Boasberg’s order begins with a lengthy reprise of part of Franz Kafka’s novel The Trial. Kafka’s protagonist Josef K. detained and prosecuted but cannot find out why or by whom.

Then Boasberg recounts in detail how the government subjected the Venezuelans sent to CECOT to eerily similar treatment.

The ruling goes on to say:

This Court, at a swiftly convened hearing on March 15, ordered the Government not to relinquish custody of the men, but that mandate was ignored. Such defiance is currently the subject of the Court’s contempt inquiry. [citation] Plaintiffs have now amended their Complaint to bring class claims on behalf of those deported to CECOT. In addition, T.C.I. brings separate class claims on behalf of those in U.S. criminal custody who fear future removal under the Alien Enemies Act. Both putative Classes invoke their due-process rights and assert that the Government has violated or will violate those fundamental protections. They also, more expansively, seek class-wide habeas relief on the basis that any detention or removal under the Alien Enemies Act is unlawful. The Court concludes that only one of these claims is likely to succeed on the merits and thus warrants preliminary class-wide relief: the CECOT Plaintiffs’ claim that their summary removal violated their due-process rights.

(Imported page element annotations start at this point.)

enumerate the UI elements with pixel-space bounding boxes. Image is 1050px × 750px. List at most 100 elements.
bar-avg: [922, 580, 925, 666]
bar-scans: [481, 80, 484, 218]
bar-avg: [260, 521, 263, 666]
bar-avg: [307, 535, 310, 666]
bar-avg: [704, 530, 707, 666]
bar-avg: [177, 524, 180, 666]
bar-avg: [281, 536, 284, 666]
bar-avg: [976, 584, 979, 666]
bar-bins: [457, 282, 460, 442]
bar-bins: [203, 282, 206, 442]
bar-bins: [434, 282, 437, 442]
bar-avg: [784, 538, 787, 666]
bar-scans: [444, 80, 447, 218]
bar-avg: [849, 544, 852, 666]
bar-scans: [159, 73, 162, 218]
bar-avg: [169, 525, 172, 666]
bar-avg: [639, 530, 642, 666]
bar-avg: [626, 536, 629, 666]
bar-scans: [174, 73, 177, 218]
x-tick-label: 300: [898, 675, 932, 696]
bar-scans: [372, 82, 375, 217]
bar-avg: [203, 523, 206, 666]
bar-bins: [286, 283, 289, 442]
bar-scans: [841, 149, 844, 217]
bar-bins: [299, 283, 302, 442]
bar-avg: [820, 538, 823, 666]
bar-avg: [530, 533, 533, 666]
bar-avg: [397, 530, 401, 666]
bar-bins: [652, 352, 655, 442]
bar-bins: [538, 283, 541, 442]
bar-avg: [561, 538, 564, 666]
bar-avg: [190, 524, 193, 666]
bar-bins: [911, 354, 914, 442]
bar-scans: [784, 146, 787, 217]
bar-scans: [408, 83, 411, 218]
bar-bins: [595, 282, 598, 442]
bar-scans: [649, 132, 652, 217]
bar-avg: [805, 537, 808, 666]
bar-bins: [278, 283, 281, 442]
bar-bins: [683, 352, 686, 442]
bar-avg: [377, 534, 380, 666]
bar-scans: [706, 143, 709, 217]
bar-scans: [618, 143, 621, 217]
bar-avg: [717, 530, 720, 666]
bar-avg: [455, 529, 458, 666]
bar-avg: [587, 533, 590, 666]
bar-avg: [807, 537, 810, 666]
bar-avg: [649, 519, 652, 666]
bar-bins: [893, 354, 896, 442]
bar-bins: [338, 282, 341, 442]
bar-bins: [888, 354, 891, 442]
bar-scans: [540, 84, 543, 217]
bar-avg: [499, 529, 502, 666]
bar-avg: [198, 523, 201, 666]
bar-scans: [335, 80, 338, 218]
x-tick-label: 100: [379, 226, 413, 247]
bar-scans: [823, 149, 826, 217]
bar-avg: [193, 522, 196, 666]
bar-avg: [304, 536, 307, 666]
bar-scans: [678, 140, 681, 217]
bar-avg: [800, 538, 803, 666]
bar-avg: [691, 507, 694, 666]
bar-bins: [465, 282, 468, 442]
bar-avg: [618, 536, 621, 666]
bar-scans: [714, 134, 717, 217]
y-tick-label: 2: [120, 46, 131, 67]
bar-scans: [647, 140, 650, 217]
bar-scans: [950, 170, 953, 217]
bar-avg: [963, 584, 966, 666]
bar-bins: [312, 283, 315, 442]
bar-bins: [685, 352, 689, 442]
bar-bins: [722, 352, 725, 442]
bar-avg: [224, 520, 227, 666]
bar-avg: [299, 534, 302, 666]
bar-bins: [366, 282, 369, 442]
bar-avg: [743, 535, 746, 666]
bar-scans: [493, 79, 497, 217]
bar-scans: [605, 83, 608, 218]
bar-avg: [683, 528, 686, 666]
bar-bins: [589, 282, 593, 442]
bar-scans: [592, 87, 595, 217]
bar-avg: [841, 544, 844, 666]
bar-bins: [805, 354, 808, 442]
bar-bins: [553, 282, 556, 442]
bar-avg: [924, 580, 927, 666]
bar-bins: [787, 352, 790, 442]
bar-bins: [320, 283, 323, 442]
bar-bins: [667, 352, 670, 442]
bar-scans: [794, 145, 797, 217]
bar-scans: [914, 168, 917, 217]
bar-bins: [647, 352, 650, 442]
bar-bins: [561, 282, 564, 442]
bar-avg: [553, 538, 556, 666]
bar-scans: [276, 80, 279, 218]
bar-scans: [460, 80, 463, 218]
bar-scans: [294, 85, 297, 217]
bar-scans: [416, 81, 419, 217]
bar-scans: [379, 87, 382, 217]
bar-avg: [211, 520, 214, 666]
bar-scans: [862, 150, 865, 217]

Indeed, following the March 15 flights, the Supreme Court held — not just once, but twice — that such hurried removals violate the Fifth Amendment’s Due Process Clause. [citation] All nine Justices agreed that due process requires providing potential deportees notice “that they are subject to removal under the Act,” which must be done “within a reasonable time and in such a manner as will allow them to actually seek habeas relief” before being removed. [citation] The reason should be self-evident: the “due process of law” exists so that no “person” within our borders — regardless of citizenship — is deprived of his “liberty” on insufficient evidence or a spurious charge. [citation] In our nation — unlike the one into which K. awakes — the Government’s mere promise that there has been no mistake does not suffice. Any government confident of the legal or evidentiary basis for its actions has nothing to fear from that requirement. It is, after all, “central to our system of ordered liberty.” [citation]

In light of those Supreme Court holdings, this Court ultimately agrees with the CECOT Plaintiffs that they are likely to succeed on the merits of their due-process claim. Defendants plainly deprived these individuals of their right to seek habeas relief before their summary removal from the United States — a right that need not itself be vindicated through a habeas petition.

[….]

Because the other preliminary-injunction factors also support the CECOT Plaintiffs, the Court concludes that their Class is entitled to preliminary relief. In short, the Government must facilitate the Class’s ability to seek habeas relief to contest their removal under the Act. Exactly what such facilitation must entail will be determined in future proceedings. Although the Court is mindful that such a remedy may implicate sensitive diplomatic or national-security concerns within the exclusive province of the Executive Branch, it also has a constitutional duty to provide a remedy that will “make good the wrong done.” [citation]

Many of the Venezuelans deported using Donald Trump’s invocation of the Alien Enemies Act of 1798 have turned out to have no criminal record and no association with a gang of any kind, contradicting the government’s assertions.

The Supreme Court has stepped into the issues arising from Trump’s mass deportations using that law. SCOTUS decided he can use the wartime law for deportations, but the targeted immigrants must be allowed a chance to pursue a court challenge to their remove. The court temporarily barred deportation of another set of Venezuelans at a detention center in Texas. The court ruled that immigrants detained in Texas under wartime law must be granted “sufficient time and information to reasonably be able to” contact lawyers and file challenges to their deportation.

Boasberg is also in the midst of determining whether to hold federal officials in contempt of court for their violation of his orders to bring back the  15 March deportation flights instead of continuing them to El Salvador.